From the very first moment, when the opening titles fade out to a perfectly photographed shot of a yacht at placid anchor the film is ravishingly well shot. It is a visual excellence that cinematographer Joseph Walker never once overplays. There are some fantastic moments; tears shed in darkness, the way Ellie lies horizontally on a fence head to head with the vertical seated Peter, but they never overshadow the story. This balance is almost as well maintained in the soundtrack and overall style. Music and physical comedy, so often anachronistically jarring to a modern audience, is perfectly in keeping and charming, (like O Brother Where Art Thou) rather than distracting.

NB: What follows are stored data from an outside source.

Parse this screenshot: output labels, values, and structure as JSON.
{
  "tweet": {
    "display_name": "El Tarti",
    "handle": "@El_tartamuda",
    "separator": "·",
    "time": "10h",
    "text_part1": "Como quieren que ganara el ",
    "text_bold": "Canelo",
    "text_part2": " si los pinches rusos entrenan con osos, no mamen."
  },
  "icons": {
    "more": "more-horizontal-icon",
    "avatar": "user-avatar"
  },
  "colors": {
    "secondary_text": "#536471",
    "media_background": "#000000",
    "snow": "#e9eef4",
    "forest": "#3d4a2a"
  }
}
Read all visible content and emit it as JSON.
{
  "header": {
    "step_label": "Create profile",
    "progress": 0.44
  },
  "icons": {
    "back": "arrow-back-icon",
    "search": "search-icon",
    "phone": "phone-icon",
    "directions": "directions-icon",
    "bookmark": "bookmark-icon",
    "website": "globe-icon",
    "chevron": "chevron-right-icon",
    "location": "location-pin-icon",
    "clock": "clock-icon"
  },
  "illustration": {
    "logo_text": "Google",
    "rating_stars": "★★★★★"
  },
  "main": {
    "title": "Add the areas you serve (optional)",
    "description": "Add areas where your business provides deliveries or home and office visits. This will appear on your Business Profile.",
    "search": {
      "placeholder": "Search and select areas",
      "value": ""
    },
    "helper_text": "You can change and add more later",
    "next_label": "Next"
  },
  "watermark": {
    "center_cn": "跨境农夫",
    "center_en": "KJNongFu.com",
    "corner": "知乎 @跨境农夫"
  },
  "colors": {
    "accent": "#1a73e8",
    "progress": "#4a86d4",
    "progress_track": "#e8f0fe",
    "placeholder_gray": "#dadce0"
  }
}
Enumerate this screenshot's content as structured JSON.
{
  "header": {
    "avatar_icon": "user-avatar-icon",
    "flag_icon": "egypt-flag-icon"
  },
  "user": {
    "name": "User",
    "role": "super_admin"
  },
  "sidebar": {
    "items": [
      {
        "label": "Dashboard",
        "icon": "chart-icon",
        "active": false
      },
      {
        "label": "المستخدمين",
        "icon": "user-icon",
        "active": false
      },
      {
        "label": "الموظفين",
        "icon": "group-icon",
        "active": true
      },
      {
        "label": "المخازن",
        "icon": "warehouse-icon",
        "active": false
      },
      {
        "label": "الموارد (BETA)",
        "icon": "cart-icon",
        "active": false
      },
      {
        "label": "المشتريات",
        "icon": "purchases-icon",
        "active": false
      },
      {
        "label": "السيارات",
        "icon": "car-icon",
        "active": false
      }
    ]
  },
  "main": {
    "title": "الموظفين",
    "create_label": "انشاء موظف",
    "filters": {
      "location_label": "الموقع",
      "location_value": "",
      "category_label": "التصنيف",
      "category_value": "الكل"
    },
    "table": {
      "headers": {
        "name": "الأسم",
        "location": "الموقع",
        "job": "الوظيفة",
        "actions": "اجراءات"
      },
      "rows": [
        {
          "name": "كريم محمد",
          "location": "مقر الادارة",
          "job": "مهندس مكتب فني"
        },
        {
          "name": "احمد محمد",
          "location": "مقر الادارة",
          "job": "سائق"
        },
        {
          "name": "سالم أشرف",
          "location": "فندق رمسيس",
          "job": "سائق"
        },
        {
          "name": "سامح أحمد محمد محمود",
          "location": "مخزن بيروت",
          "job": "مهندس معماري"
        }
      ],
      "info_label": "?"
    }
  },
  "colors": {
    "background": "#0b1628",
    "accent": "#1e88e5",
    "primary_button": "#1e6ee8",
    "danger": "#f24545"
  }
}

There is one element of the film that shows it’s age. Gene Havlick, the editor misses a few edit points, where the cut is misplaced and breaks the flow of the scene, and there is some dubious foley work in the wides. But when faced with compressing time as the couples’ story hits the newspapers, his use of superimposing and layering is adventurous and may perhaps have influenced similar scenes from the magnificent Citizen Kane released a few years later. Watching films like these makes one wonder about the advance of experimentation that the digital revolution is supposed to have brought. How many really novel experiments have we seen that have not been performed better and more adventurously previously?
I loved this film. And I suggest to you, if you have half a chance, place yourself in Frank Capra’s hands and watch It Happened One Night. The experience is soul-enriching and you will end up rejoicing to the sound of a toy trumpet and the falling of the walls of Jericho.